What is a Daf?
A Daf (Data Axes Format) is a typed, multi-axis container for scientific data. Each daf holds:
-
Axes - named lists of entries
(e.g.
cell,gene,donor). -
Scalars - single values
(e.g.
organism = "human"). - Vectors - one value per entry on a chosen axis.
- Matrices - one value per pair of entries on two chosen axes.
Think of it as AnnData generalised to any number of axes, with typed scalars, on-disk persistence in several formats, and a query DSL for composing reads.
Build a daf in memory
d <- memory_daf(name = "demo")
add_axis(d, "cell", c("c1", "c2", "c3"))
add_axis(d, "gene", c("g1", "g2"))
set_scalar(d, "organism", "human")
set_vector(d, "cell", "donor", c("A", "B", "A"))
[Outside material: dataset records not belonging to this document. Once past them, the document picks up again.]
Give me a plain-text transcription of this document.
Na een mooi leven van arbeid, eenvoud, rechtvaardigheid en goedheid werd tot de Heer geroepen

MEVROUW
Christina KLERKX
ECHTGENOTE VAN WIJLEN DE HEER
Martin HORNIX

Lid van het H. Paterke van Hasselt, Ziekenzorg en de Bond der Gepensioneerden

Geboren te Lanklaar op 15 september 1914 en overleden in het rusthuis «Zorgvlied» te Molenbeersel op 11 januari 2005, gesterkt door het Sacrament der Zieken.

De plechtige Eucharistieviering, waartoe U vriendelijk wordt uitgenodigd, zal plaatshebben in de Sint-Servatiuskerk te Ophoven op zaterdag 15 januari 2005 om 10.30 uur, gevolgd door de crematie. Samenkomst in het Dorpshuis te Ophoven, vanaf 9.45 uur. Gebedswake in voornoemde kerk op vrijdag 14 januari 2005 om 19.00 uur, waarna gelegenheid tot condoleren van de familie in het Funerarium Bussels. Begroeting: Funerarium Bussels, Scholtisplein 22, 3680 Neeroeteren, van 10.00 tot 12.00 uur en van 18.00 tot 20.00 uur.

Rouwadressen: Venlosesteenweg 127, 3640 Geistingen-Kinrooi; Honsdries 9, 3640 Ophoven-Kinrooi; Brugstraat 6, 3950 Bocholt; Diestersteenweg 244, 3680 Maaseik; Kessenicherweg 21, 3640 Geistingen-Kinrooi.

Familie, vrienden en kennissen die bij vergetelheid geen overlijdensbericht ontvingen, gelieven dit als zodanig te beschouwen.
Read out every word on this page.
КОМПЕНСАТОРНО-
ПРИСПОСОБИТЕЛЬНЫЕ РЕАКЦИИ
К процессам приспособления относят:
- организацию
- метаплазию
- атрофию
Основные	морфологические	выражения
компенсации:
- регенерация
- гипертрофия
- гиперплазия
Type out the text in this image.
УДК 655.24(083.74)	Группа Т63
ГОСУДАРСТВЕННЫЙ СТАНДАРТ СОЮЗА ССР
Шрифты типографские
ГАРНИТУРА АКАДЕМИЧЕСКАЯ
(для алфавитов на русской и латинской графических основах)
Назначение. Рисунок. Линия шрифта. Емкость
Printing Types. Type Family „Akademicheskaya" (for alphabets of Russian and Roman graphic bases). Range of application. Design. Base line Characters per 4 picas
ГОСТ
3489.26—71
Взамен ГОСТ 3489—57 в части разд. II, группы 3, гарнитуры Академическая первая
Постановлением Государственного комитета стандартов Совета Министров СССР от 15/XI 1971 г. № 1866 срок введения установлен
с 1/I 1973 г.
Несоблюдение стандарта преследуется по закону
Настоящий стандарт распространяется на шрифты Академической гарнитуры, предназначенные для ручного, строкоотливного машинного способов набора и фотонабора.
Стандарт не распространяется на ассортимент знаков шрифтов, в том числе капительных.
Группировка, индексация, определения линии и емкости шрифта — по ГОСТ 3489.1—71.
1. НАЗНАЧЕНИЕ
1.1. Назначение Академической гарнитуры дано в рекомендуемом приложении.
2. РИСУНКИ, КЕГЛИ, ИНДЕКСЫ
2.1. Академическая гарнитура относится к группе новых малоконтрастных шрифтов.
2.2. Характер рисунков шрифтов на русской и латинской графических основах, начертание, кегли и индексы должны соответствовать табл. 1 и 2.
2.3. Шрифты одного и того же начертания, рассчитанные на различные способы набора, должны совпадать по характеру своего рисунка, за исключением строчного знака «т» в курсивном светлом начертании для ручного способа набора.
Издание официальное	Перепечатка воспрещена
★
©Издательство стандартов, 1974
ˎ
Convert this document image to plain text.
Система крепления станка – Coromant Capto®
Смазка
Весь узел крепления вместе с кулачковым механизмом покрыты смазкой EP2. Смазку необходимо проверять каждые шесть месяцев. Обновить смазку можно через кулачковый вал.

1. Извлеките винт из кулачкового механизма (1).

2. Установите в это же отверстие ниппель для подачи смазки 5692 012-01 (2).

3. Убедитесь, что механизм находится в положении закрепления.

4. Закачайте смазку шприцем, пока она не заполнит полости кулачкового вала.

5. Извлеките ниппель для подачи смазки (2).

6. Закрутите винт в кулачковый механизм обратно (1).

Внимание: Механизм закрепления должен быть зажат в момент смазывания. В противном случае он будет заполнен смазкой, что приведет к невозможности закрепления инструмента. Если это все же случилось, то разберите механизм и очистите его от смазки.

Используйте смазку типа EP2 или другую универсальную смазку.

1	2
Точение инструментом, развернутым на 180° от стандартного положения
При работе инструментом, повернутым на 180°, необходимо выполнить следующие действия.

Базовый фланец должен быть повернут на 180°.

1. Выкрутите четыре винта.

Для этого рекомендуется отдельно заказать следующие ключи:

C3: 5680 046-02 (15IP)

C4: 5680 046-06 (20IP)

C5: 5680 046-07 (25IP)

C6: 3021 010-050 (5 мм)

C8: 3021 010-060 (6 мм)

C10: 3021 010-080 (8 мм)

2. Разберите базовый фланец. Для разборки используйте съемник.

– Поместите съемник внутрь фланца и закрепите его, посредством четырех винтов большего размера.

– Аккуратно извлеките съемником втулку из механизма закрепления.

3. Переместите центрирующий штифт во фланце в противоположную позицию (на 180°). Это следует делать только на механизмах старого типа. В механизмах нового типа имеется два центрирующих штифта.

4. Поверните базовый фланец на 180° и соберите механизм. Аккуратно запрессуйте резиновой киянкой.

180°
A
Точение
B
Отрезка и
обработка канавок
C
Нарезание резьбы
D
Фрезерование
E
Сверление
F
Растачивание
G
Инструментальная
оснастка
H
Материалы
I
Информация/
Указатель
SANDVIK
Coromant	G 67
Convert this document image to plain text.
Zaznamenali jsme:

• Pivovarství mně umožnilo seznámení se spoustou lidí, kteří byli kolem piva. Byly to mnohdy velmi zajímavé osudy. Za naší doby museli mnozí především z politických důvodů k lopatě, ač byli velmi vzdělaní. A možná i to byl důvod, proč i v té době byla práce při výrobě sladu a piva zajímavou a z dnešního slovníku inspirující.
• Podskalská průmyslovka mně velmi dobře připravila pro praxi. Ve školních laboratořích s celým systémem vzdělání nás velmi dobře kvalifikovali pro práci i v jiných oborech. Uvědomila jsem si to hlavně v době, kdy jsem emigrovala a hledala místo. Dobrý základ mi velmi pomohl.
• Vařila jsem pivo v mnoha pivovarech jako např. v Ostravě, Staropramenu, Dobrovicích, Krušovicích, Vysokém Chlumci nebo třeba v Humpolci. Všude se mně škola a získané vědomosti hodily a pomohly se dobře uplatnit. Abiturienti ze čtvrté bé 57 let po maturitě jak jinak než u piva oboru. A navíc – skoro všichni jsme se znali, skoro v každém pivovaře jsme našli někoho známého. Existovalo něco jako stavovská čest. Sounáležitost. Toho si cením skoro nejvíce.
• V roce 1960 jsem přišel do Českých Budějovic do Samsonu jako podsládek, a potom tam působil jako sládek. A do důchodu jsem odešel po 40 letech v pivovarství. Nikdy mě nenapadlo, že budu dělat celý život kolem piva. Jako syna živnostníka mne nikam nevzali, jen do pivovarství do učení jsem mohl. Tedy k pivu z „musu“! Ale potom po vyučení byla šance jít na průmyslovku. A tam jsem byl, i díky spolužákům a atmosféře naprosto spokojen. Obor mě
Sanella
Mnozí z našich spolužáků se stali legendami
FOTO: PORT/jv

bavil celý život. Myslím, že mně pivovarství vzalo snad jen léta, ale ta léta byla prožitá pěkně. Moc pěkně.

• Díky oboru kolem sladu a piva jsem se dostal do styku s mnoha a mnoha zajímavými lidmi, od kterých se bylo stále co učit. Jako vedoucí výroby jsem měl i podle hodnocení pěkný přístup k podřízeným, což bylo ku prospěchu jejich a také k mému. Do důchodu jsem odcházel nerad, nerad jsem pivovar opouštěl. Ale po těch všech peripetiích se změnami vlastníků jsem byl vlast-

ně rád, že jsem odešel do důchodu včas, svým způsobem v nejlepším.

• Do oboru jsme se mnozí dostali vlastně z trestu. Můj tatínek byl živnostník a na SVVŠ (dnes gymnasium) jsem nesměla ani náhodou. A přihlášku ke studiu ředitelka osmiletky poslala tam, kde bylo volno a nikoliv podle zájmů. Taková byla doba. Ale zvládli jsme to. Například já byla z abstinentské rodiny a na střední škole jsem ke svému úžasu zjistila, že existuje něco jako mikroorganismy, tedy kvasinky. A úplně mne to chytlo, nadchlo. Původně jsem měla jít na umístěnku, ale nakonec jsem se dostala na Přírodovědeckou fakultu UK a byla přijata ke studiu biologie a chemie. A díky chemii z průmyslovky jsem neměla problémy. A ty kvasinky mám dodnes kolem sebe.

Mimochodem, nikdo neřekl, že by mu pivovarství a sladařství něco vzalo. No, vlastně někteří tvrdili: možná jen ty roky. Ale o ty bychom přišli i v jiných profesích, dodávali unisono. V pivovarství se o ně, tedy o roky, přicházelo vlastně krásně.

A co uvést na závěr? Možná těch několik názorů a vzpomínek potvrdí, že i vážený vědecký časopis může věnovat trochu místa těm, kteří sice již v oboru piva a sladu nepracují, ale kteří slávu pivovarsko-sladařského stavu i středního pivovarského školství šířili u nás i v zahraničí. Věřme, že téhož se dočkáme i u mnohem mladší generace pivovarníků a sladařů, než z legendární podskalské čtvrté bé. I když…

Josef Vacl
set_matrix(d, "cell", "gene", "UMIs",
matrix(1:6, nrow = 3, ncol = 2))
print(d)
#> <dafr::MemoryDaf>
#> @ name : chr "demo"
#> @ internal :<environment: 0x5619227594c0>
#> @ cache :<environment: 0x561922796490>
#> @ axis_version_counter :<environment: 0x56192279c848>
#> @ vector_version_counter:<environment: 0x56192279c570>
#> @ matrix_version_counter:<environment: 0x56192279c298>description(d) produces a more detailed dump of axes,
vectors, matrices, and scalars, useful for inspecting unfamiliar
dafs:
cat(description(d))
#> name: demo
#> type: MemoryDaf
#> scalars:
#> organism: "human"
#> axes:
#> cell: 3 entries
#> gene: 2 entries
#> vectors:
#> cell:
#> donor
#> matrices:
#> cell,gene:
#> UMIs
#> gene,cell:
#> UMIsRead data back
get_scalar(d, "organism")
#> [1] "human"
get_vector(d, "cell", "donor")
#> c1 c2 c3
#> "A" "B" "A"
get_matrix(d, "cell", "gene", "UMIs")
#> g1 g2
#> c1 1 4
#> c2 2 5
#> c3 3 6scalars_set(d), vectors_set(d, axis), and
matrices_set(d, a, b) list the property names present on
the corresponding container.
Queries
Queries let you compose reads. Two equivalent forms - a string DSL and pipe-chain builders - share the same execution engine:
d[". organism"]
#> [1] "human"
d[Axis("cell") |> LookupVector("donor")]
#> c1 c2 c3
#> "A" "B" "A"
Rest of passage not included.